I had literally the exact same situation! I graduated in 2020 with an MSc in physics, went on to work as a researcher at a startup and in summer of 2023 decided that I want to do a PhD. I am also from Europe, but was looking for a PhD in Australia. I had no network there, so sending a cold email was my only option.

In the end, I ended up emailing two professors. One ignored me, whereas the other responded and I am now doing a PhD with the one that responded (since April 2024). Here is what I think made it work:

  1. When choosing a supervisor, I made sure to find out as much as possible about them. This is obviously necessary to even know if you want to work with them at all, but it also helped me write a better email. I didn't attach my CV, but I did shortly describe what kind of topics I have worked on. The important part (I think), is that I explained that the work they have been doing is the kind of work that I would like to do, and that is why I am writing to them specifically. I did my best to formulate what that is exactly, and how it connects to my existing knowledge and motivation. This is quite tricky, because obviously you will never have a 100% overlap with your supervisors interests and they will be much more knowledgable in their domain than you are. So the goal is not to sound smart, but to convey the message that you are interested in working with specifically them, and that your past experience indicates that you are capable of learning quickly.
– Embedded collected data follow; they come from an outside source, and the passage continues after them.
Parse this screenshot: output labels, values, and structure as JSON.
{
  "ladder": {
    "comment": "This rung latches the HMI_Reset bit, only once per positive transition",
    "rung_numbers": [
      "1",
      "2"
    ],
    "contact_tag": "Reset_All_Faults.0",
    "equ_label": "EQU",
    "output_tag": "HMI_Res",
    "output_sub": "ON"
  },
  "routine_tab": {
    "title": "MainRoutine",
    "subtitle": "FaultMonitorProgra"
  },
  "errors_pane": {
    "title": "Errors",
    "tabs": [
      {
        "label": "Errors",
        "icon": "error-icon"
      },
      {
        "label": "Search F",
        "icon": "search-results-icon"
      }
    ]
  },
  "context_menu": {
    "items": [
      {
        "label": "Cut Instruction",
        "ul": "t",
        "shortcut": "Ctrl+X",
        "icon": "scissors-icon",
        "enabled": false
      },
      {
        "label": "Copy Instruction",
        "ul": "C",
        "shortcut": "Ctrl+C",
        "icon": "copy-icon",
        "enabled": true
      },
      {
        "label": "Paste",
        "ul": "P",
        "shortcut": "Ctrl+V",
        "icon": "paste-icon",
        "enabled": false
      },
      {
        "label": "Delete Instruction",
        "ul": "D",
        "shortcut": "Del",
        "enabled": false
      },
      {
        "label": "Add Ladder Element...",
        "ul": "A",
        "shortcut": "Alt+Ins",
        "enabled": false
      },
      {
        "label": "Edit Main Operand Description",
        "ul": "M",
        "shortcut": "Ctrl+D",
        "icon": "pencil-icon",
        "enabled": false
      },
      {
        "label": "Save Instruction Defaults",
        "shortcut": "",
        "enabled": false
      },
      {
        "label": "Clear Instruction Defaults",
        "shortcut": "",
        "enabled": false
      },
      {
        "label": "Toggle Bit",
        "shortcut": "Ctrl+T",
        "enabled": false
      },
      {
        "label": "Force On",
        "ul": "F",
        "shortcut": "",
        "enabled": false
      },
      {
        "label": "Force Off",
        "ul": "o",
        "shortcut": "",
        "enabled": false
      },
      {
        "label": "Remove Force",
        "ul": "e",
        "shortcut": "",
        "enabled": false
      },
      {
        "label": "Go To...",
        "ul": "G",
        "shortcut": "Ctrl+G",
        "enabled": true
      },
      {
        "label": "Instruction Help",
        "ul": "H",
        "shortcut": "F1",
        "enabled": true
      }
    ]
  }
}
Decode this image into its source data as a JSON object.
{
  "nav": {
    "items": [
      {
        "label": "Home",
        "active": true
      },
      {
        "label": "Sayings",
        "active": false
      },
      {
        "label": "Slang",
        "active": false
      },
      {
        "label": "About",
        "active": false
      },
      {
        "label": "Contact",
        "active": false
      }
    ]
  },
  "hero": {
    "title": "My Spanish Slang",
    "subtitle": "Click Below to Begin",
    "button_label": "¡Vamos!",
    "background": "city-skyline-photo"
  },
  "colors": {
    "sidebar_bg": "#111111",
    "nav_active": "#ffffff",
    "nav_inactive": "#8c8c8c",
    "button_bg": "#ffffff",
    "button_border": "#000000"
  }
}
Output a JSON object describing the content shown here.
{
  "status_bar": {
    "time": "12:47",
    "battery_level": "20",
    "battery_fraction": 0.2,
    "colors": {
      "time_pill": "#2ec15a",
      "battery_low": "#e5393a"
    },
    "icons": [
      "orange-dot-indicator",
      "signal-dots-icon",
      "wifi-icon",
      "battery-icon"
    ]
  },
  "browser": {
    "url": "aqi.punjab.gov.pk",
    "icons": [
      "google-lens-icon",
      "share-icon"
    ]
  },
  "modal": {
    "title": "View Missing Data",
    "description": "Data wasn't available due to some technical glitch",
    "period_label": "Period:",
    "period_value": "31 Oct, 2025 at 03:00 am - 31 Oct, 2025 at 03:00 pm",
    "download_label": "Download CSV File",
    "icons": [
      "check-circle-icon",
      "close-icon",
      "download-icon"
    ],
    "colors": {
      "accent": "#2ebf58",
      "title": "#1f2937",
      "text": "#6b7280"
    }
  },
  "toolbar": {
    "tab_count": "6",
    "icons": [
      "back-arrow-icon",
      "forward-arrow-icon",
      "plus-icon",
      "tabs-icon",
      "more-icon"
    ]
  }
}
  2. I leveraged my startup experience as much as I could. Working at a small company, I was a main actor on many projects. This grew my network quite a bit and I explained in my email that I have ongoing industry collaborations, and that I can bring these to the PhD project. In my case, I had my employer on board, that if I do a PhD with an industry collaboration component, he would support me. I don't know how much impact these statements ended up having, but I think having the startup experience is certainly unique, and it generally generates intrigue in people working in academia.

  3. I suggested a scheme for funding. I explained which kind of public funding I intend to apply for and how much that would be. In the end, I ended up applying for funding from three separate places, and got a full scholarship from one that my supervisor suggested (and which I wasn't aware of at the time of writing the email). I think it is totally fine to apply unsolicited to a position that doesn't exist, but you have to address the elephant in the room and seek a solution for it. I ended up doing a lot of work to get it organized. Of course, if there is an existing open position then that is easy mode, but if you have the energy and know-how to fund your own position, then that is certainly welcome.

  4. I found the personal webpages of the professors I wrote to. It contained useful information, and also had statements that they are actually looking for PhD students, which was encouraging. Additionally, one of them asked on their webpage to send enquiries to their personal email instead of their university one. That's what I did and there is no telling how much of a filter that is. In general, you have to be personal when writing. If a letter just says "dear respected professor" or some generic nonsense that doesn't address them personally, then it is unlikely for the letter to be read with full attention, especially if it is long.

I think the hardest part is to get the initial response. Once you do that, then it is easier to figure everything out, and even if things don't end up working out, you would know the reason and can adapt your approach in the future. To get an initial response, be concice, personal, and prepared with a plan to address the practicalities of your situation. Good luck!